Qu’est-ce que la hiérarchie des normes ?

Pour comprendre la hiérarchie des normes, il faut connaître l’ordre dans lequel elles se déclinent :

  • la constitution ;
  • les conventions internationales ;
  • les lois ;
  • les règlements ;
  • les conventions et accords collectifs ;
  • le règlement intérieur ;
  • le contrat de travail.

C’est la pyramide des normes. En droit général, chaque norme doit respecter une norme de niveau supérieur à laquelle elle apporte des précisions. En cas de conflit de normes de niveaux différents, c’est la norme supérieure qui s’applique.

Le droit spécial du travail vient inscrire un principe de faveur dans la hiérarchie des normes : « Une convention ou un accord peut comporter des stipulations plus favorables aux salariés que les dispositions légales en vigueur. Ils ne peuvent déroger aux dispositions qui revêtent un caractère d’ordre public ».

Selon cette disposition, introduite au Code du travail par les lois Auroux en 1982 (C. trav., art. L. 2251–1), la loi fixe un plancher de droit auquel le contrat de travail ou l’accord collectif, normes de niveau inférieur, peuvent déroger à condition que ce soit dans un sens plus favorable au salarié.

Ce principe de faveur a été, une première fois, remis en cause par la loi du 4 mai 2004. Cette loi a autorisé qu’un accord de niveau inférieur comporte des dispositions moins favorables que l’accord de niveau supérieur. Cette première fracture du droit social avait cependant été limitée par l’interdiction en matière de :

  • salaires minima ;
  • classifications :
  • garanties collectives en matière de protection sociale complémentaire ;
  • mutualisation des fonds destinés à la formation professionnelle.

De plus, la règle ne s’appliquait pas si l’accord de niveau supérieur l’avait expressément interdit.

La loi du 20 août 2008 a ensuite marqué une nouvelle étape dans l’inversion des normes.

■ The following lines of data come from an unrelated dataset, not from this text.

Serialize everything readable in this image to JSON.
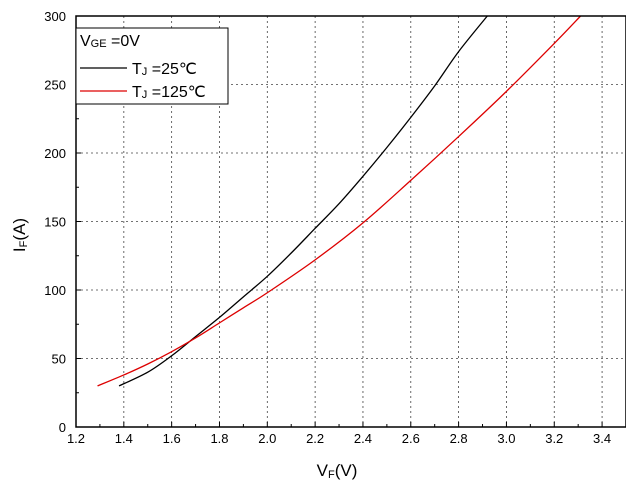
{
  "chart_data": {
    "type": "line",
    "xlabel": {
      "main": "V",
      "sub": "F",
      "suffix": "(V)"
    },
    "ylabel": {
      "main": "I",
      "sub": "F",
      "suffix": "(A)"
    },
    "xlim": [
      1.2,
      3.5
    ],
    "ylim": [
      0,
      300
    ],
    "xticks": [
      1.2,
      1.4,
      1.6,
      1.8,
      2.0,
      2.2,
      2.4,
      2.6,
      2.8,
      3.0,
      3.2,
      3.4
    ],
    "xtick_labels": [
      "1.2",
      "1.4",
      "1.6",
      "1.8",
      "2.0",
      "2.2",
      "2.4",
      "2.6",
      "2.8",
      "3.0",
      "3.2",
      "3.4"
    ],
    "yticks": [
      0,
      50,
      100,
      150,
      200,
      250,
      300
    ],
    "ytick_labels": [
      "0",
      "50",
      "100",
      "150",
      "200",
      "250",
      "300"
    ],
    "grid": true,
    "legend": {
      "placement": "top-left",
      "title": {
        "main": "V",
        "sub": "GE",
        "suffix": " =0V"
      }
    },
    "series": [
      {
        "name": {
          "main": "T",
          "sub": "J",
          "suffix": " =25℃"
        },
        "color": "#000000",
        "x": [
          1.38,
          1.5,
          1.6,
          1.7,
          1.8,
          1.9,
          2.0,
          2.1,
          2.2,
          2.3,
          2.4,
          2.5,
          2.6,
          2.7,
          2.8,
          2.92
        ],
        "y": [
          30,
          40,
          52,
          66,
          80,
          95,
          110,
          127,
          145,
          163,
          183,
          204,
          226,
          249,
          274,
          300
        ]
      },
      {
        "name": {
          "main": "T",
          "sub": "J",
          "suffix": " =125℃"
        },
        "color": "#dd0000",
        "x": [
          1.29,
          1.4,
          1.5,
          1.6,
          1.7,
          1.8,
          1.9,
          2.0,
          2.2,
          2.4,
          2.6,
          2.8,
          3.0,
          3.2,
          3.31
        ],
        "y": [
          30,
          38,
          46,
          55,
          65,
          76,
          87,
          98,
          122,
          149,
          180,
          212,
          245,
          280,
          300
        ]
      }
    ]
  }
}
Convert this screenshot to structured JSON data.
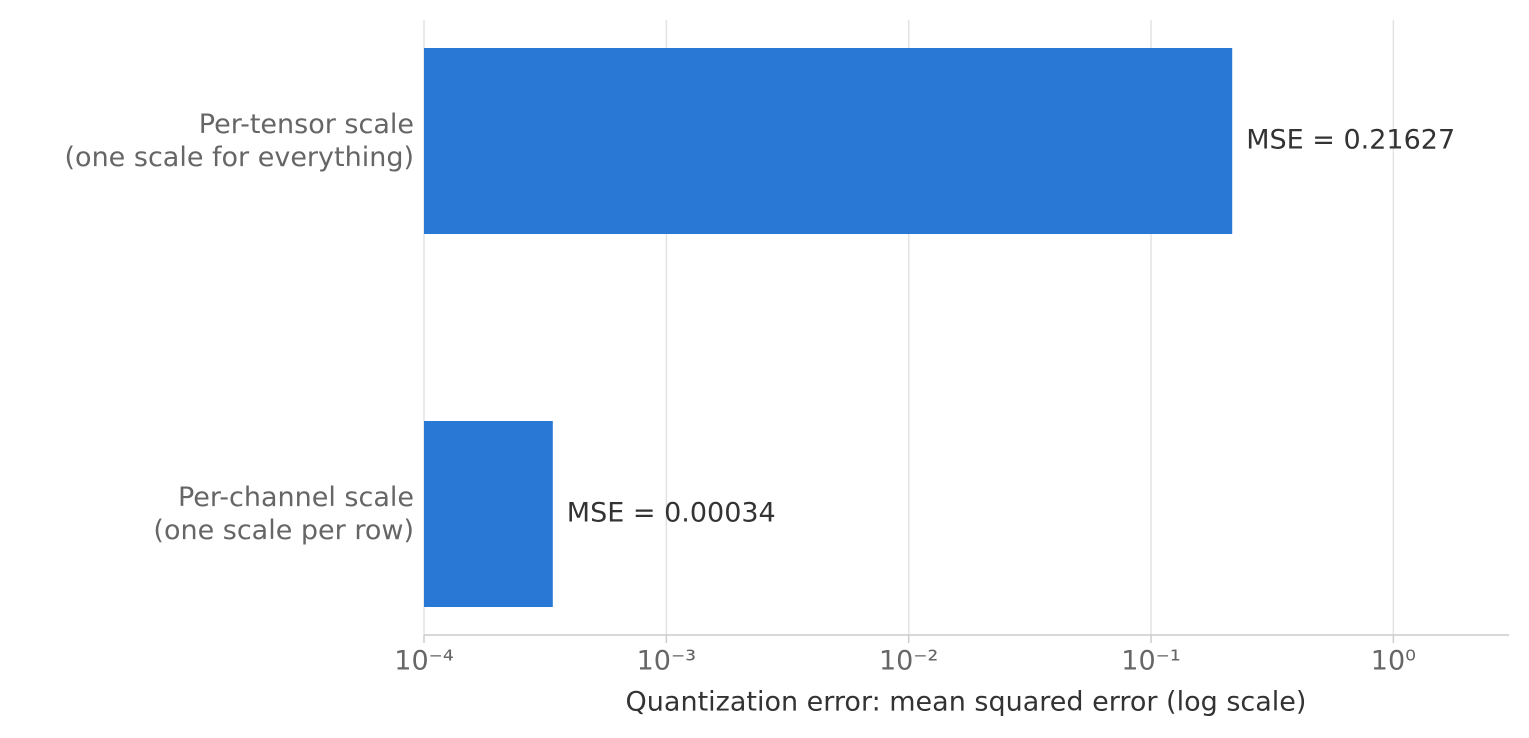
{
  "chart_data": {
    "type": "barh",
    "categories": [
      "Per-tensor scale\n(one scale for everything)",
      "Per-channel scale\n(one scale per row)"
    ],
    "values": [
      0.21627,
      0.00034
    ],
    "value_labels": [
      "MSE = 0.21627",
      "MSE = 0.00034"
    ],
    "color": "#2a78d6",
    "xlabel": "Quantization error: mean squared error (log scale)",
    "xscale": "log",
    "xlim": [
      0.0001,
      3
    ],
    "xticks": [
      {
        "value": 0.0001,
        "label": "10⁻⁴"
      },
      {
        "value": 0.001,
        "label": "10⁻³"
      },
      {
        "value": 0.01,
        "label": "10⁻²"
      },
      {
        "value": 0.1,
        "label": "10⁻¹"
      },
      {
        "value": 1,
        "label": "10⁰"
      }
    ],
    "grid": true
  }
}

En effet, elle a permis d’outrepasser le verrouillage de l’accord de branche par accord d’entreprise pour les sujets suivants :

  • le contingent d’heures supplémentaires ;
  • l’aménagement du temps de travail ;
  • la mise en place de conventions de forfaits ;
  • le fonctionnement du compte épargne temps.

Le verrouillage de l’accord de branche restait effectif pour les autres sujets relatifs à la durée du travail.

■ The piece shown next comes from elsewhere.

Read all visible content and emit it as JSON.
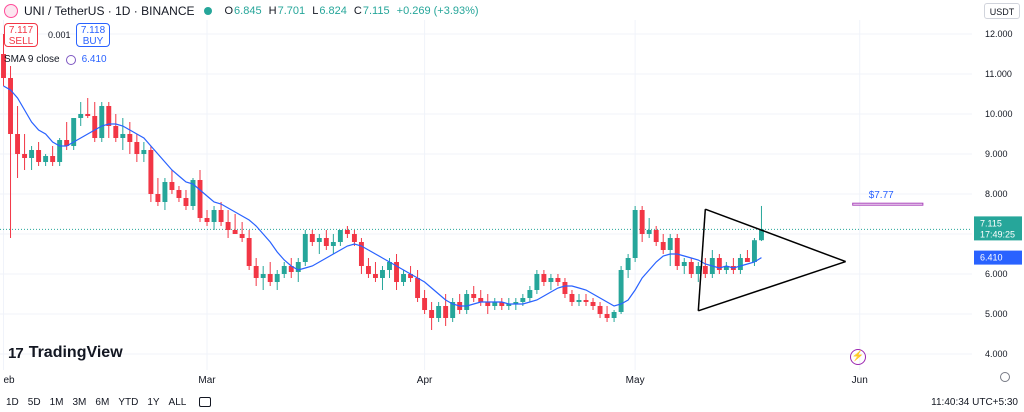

La loi travail parachève l’inversion des normes de la durée du travail en supprimant ces limitations. Tous les items de la durée et des horaires de travail sont ouverts à la négociation dans l’entreprise ou l’établissement. La limite de ces négociations n’est plus fixée par la norme supérieure mais par l’ordre public défini par le législateur pour chaque thème.

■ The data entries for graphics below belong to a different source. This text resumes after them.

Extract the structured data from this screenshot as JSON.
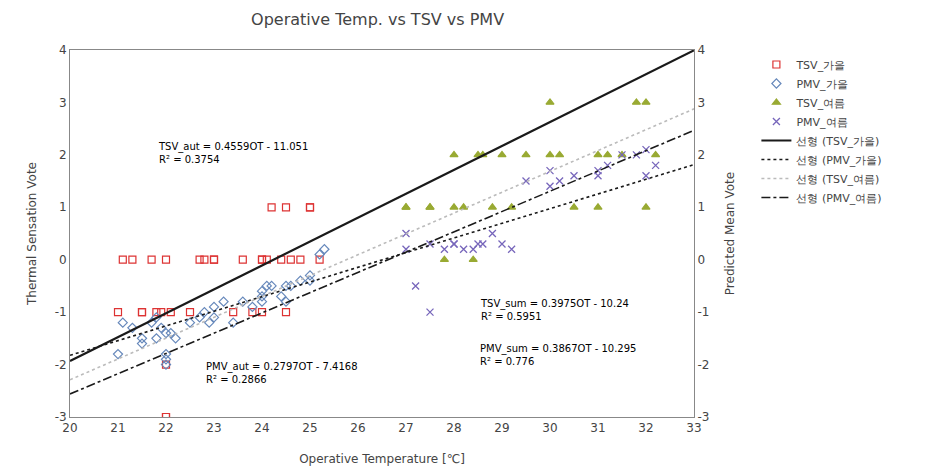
{
  "chart_data": {
    "type": "scatter",
    "title": "Operative Temp. vs TSV vs PMV",
    "xlabel": "Operative Temperature [℃]",
    "ylabel": "Thermal Sensation Vote",
    "y2label": "Predicted Mean Vote",
    "xlim": [
      20,
      33
    ],
    "xticks": [
      20,
      21,
      22,
      23,
      24,
      25,
      26,
      27,
      28,
      29,
      30,
      31,
      32,
      33
    ],
    "ylim": [
      -3,
      4
    ],
    "yticks": [
      -3,
      -2,
      -1,
      0,
      1,
      2,
      3,
      4
    ],
    "y2lim": [
      -3,
      4
    ],
    "y2ticks": [
      -3,
      -2,
      -1,
      0,
      1,
      2,
      3,
      4
    ],
    "grid": false,
    "legend": "right",
    "series": [
      {
        "name": "TSV_가을",
        "type": "scatter",
        "marker": "square-open",
        "color": "#dd3333",
        "x": [
          21.0,
          21.1,
          21.3,
          21.5,
          21.5,
          21.7,
          21.8,
          21.9,
          22.0,
          22.0,
          22.0,
          22.0,
          22.1,
          22.5,
          22.7,
          22.8,
          23.0,
          23.0,
          23.4,
          23.6,
          23.8,
          24.0,
          24.0,
          24.0,
          24.1,
          24.2,
          24.4,
          24.5,
          24.5,
          24.6,
          24.8,
          25.0,
          25.0,
          25.2
        ],
        "values": [
          -1.0,
          0.0,
          0.0,
          -1.0,
          -1.0,
          0.0,
          -1.0,
          -1.0,
          -3.0,
          -3.0,
          -2.0,
          0.0,
          -1.0,
          -1.0,
          0.0,
          0.0,
          0.0,
          0.0,
          -1.0,
          0.0,
          -1.0,
          0.0,
          -1.0,
          0.0,
          0.0,
          1.0,
          0.0,
          1.0,
          -1.0,
          0.0,
          0.0,
          1.0,
          1.0,
          0.0
        ]
      },
      {
        "name": "PMV_가을",
        "type": "scatter",
        "marker": "diamond-open",
        "color": "#6688bb",
        "x": [
          21.0,
          21.1,
          21.3,
          21.5,
          21.5,
          21.7,
          21.8,
          21.8,
          21.9,
          22.0,
          22.0,
          22.0,
          22.0,
          22.1,
          22.2,
          22.5,
          22.7,
          22.8,
          22.9,
          23.0,
          23.0,
          23.2,
          23.4,
          23.6,
          23.8,
          24.0,
          24.0,
          24.0,
          24.1,
          24.2,
          24.4,
          24.5,
          24.5,
          24.6,
          24.8,
          25.0,
          25.0,
          25.2,
          25.3
        ],
        "values": [
          -1.8,
          -1.2,
          -1.3,
          -1.6,
          -1.5,
          -1.2,
          -1.5,
          -1.1,
          -1.3,
          -2.0,
          -1.9,
          -1.8,
          -1.4,
          -1.4,
          -1.5,
          -1.2,
          -1.1,
          -1.0,
          -1.2,
          -0.9,
          -1.1,
          -0.8,
          -1.2,
          -0.8,
          -0.9,
          -0.7,
          -0.8,
          -0.6,
          -0.5,
          -0.5,
          -0.7,
          -0.5,
          -0.8,
          -0.5,
          -0.4,
          -0.3,
          -0.4,
          0.1,
          0.2
        ]
      },
      {
        "name": "TSV_여름",
        "type": "scatter",
        "marker": "triangle-up",
        "color": "#99aa33",
        "x": [
          27.0,
          27.0,
          27.5,
          27.5,
          27.8,
          28.0,
          28.0,
          28.2,
          28.4,
          28.5,
          28.6,
          28.8,
          29.0,
          29.2,
          29.5,
          30.0,
          30.0,
          30.2,
          30.5,
          31.0,
          31.0,
          31.2,
          31.5,
          31.8,
          32.0,
          32.0,
          32.2
        ],
        "values": [
          1.0,
          1.0,
          1.0,
          1.0,
          0.0,
          1.0,
          2.0,
          1.0,
          0.0,
          2.0,
          2.0,
          1.0,
          2.0,
          1.0,
          2.0,
          2.0,
          3.0,
          2.0,
          1.0,
          1.0,
          2.0,
          2.0,
          2.0,
          3.0,
          1.0,
          3.0,
          2.0
        ]
      },
      {
        "name": "PMV_여름",
        "type": "scatter",
        "marker": "x-thin-open",
        "color": "#7766bb",
        "x": [
          27.0,
          27.0,
          27.2,
          27.5,
          27.5,
          27.8,
          28.0,
          28.0,
          28.2,
          28.4,
          28.5,
          28.6,
          28.8,
          29.0,
          29.2,
          29.5,
          30.0,
          30.0,
          30.2,
          30.5,
          31.0,
          31.0,
          31.2,
          31.5,
          31.8,
          32.0,
          32.0,
          32.2
        ],
        "values": [
          0.5,
          0.2,
          -0.5,
          0.3,
          -1.0,
          0.2,
          0.3,
          0.3,
          0.2,
          0.2,
          0.3,
          0.3,
          0.5,
          0.3,
          0.2,
          1.5,
          1.4,
          1.7,
          1.5,
          1.6,
          1.6,
          1.7,
          1.8,
          2.0,
          2.0,
          1.6,
          2.1,
          1.8
        ]
      },
      {
        "name": "선형 (TSV_가을)",
        "type": "line",
        "line_style": "solid",
        "color": "#1a1a1a",
        "x": [
          20,
          33
        ],
        "values": [
          -1.933,
          3.9937
        ]
      },
      {
        "name": "선형 (PMV_가을)",
        "type": "line",
        "line_style": "dot",
        "color": "#1a1a1a",
        "x": [
          20,
          33
        ],
        "values": [
          -1.8228,
          1.8133
        ]
      },
      {
        "name": "선형 (TSV_여름)",
        "type": "line",
        "line_style": "dot",
        "color": "#bbbbbb",
        "x": [
          20,
          33
        ],
        "values": [
          -2.29,
          2.8775
        ]
      },
      {
        "name": "선형 (PMV_여름)",
        "type": "line",
        "line_style": "dashdot",
        "color": "#1a1a1a",
        "x": [
          20,
          33
        ],
        "values": [
          -2.561,
          2.4661
        ]
      }
    ],
    "annotations": [
      {
        "text": "TSV_aut = 0.4559OT - 11.051\nR² = 0.3754",
        "x": 21.8,
        "y": 2.3
      },
      {
        "text": "PMV_aut = 0.2797OT - 7.4168\nR² = 0.2866",
        "x": 22.8,
        "y": -1.9
      },
      {
        "text": "TSV_sum = 0.3975OT - 10.24\nR² = 0.5951",
        "x": 28.5,
        "y": -0.7
      },
      {
        "text": "PMV_sum = 0.3867OT - 10.295\nR² = 0.776",
        "x": 28.5,
        "y": -1.55
      }
    ]
  }
}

Refonder le droit du travail et donner plus de place à la négociation

Si le droit du travail s’est construit pour palier à la situation de faiblesse du salarié face à son employeur, la loi travail s’est donnée pour objectif de favoriser la compétitivité des entreprises. Elle acte donc un changement de cap longuement annoncé et débattu.

La première pierre de ce nouvel édifice social est posée par l’article 8, consacré à la durée du travail et rédigé selon la future architecture du Code du travail. Chaque thème est ainsi articulé en 3 parties :

  • une première partie consacrée aux dispositions d’« Ordre public » ;
  • une deuxième partie fixant le « Champ de la négociation collective » ;
  • une troisième partie intitulée « Dispositions supplétives » établissant les décisions que peut prendre l’employeur en l’absence d’accord collectif.

Cet article préfigure donc la nouvelle rédaction du Code du travail dans sa partie législative. En effet, une commission d’experts et de praticiens des relations sociales doit proposer au Gouvernement une « refondation » de la partie législative du Code du travail dans un délai de 2 ans suivant la publication de la loi. Cette refondation du droit du travail attribuera une place centrale à la négociation collective.

Un nouveau Code du travail pour un nouvel ordre social orienté compétitivité.